The analytes to be examined in this study include ^43Ca, ^24Mg, ^88Sr, ^56Fe, and the radiogenic isotope ratio ^87Sr/^86Sr. Calcium ^43Ca serves as both an analyte and an internal standard (Jochum, 2012). Magnesium ^24Mg will be analyzed because it substitutes for Ca in aragonite, and is influenced by both temperature and ionic strength. This means we can use Mg/Ca as a proxy for seasonality and evaporative concentration (Dodd, 1982; Geeza, 2019). Strontium ^88Sr behaves conservatively in solution, so Sr/Ca ratios act as an indicator of dissolved Sr concentration and salinity. Strontium, in the form of ^87Sr/^86Sr provides an independent tracer of water provenance, distinguishing low ^87Sr/^86Sr Permian evaporitic inputs from higher ^87Sr/^86Sr siliciclastic and carbonate sources (Peucker-Ehrenbrink, 2019). Iron ^56Fe is included as an indicator of detrital input at the sediment and water interface during shell growth (Lyubas, 2023). Collectively, this set of isotopic and elemental systems provide multiple useful proxies for reconstructing location-based and seasonal variations in salinity across the Wichita River Watershed.

6. Possible Outcomes

From this project, we expect to show that Unionida mussel shells record measurable seasonal variations in TDS across the Wichita and Little Wichita River watersheds. This research could validate LA-ICP-MS for freshwater shells, and provide support for or against shell isotope and TDS link.

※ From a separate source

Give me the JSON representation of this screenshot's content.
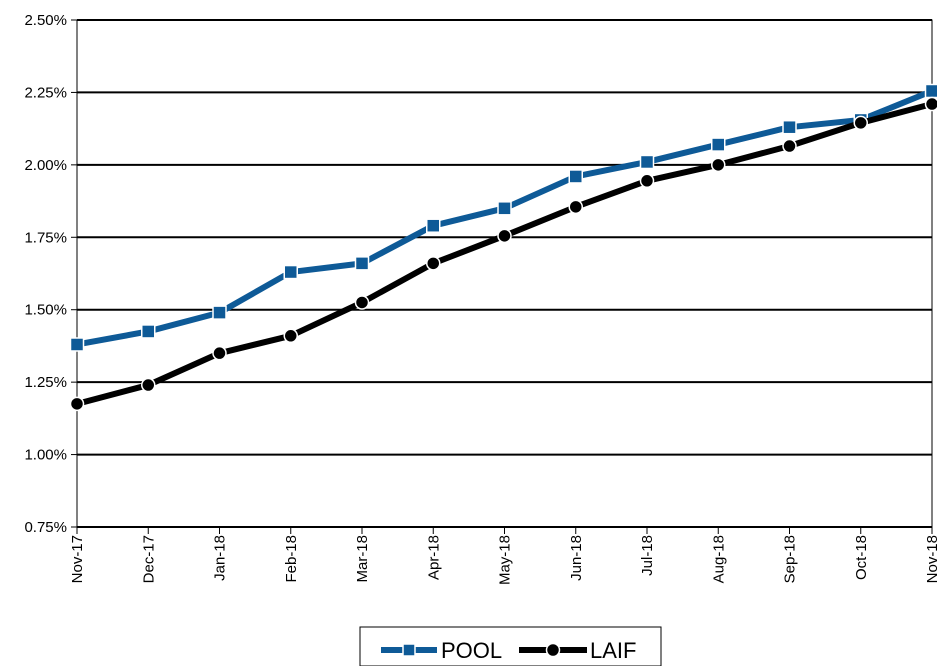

If this experiment yields expected results, Sr/Ca ratios will increase in correlation with increasing TDS, confirming Unionida’s reliability as a salinity proxy in freshwater systems. ^87Sr/^86Sr values should reflect lithologic controls with lower ratios in the evaporite rich upper Wichita River and higher, more radiogenic values in the non-evaporitic Little Wichita River (Peucker-Ehrenbrink, 2019). Mg/Ca ratios may represent variability in seasonal hydrologic cycles or temperature fluctuations (Dodd, 1982; Geeza, 2019). Fe/Ca is expected to reveal redox variations or detrital influence during shell formation, offering contextual information about water chemistry (Lyubas, 2023). Results could reflect the degree to which Unionida shell chemistry captures environmental conditions versus physiological effects, given the associated hydrological dataset for sampling locations. This guides interpretation of biomineralization processes in variable salinity environments. Even if relationships between certain proxies and hydrologic conditions prove weak, the findings will still help develop best practices for freshwater shells for geochemical reconstructions (Hathorne, 2007).

7. Timeframe & Budget

Budget Estimate: LA-ICP-MS: 8 hrs × $60 = $480

Nov 6, 2025: Sample Preparation Completed

Dec 11, 2025: Final Project Presentation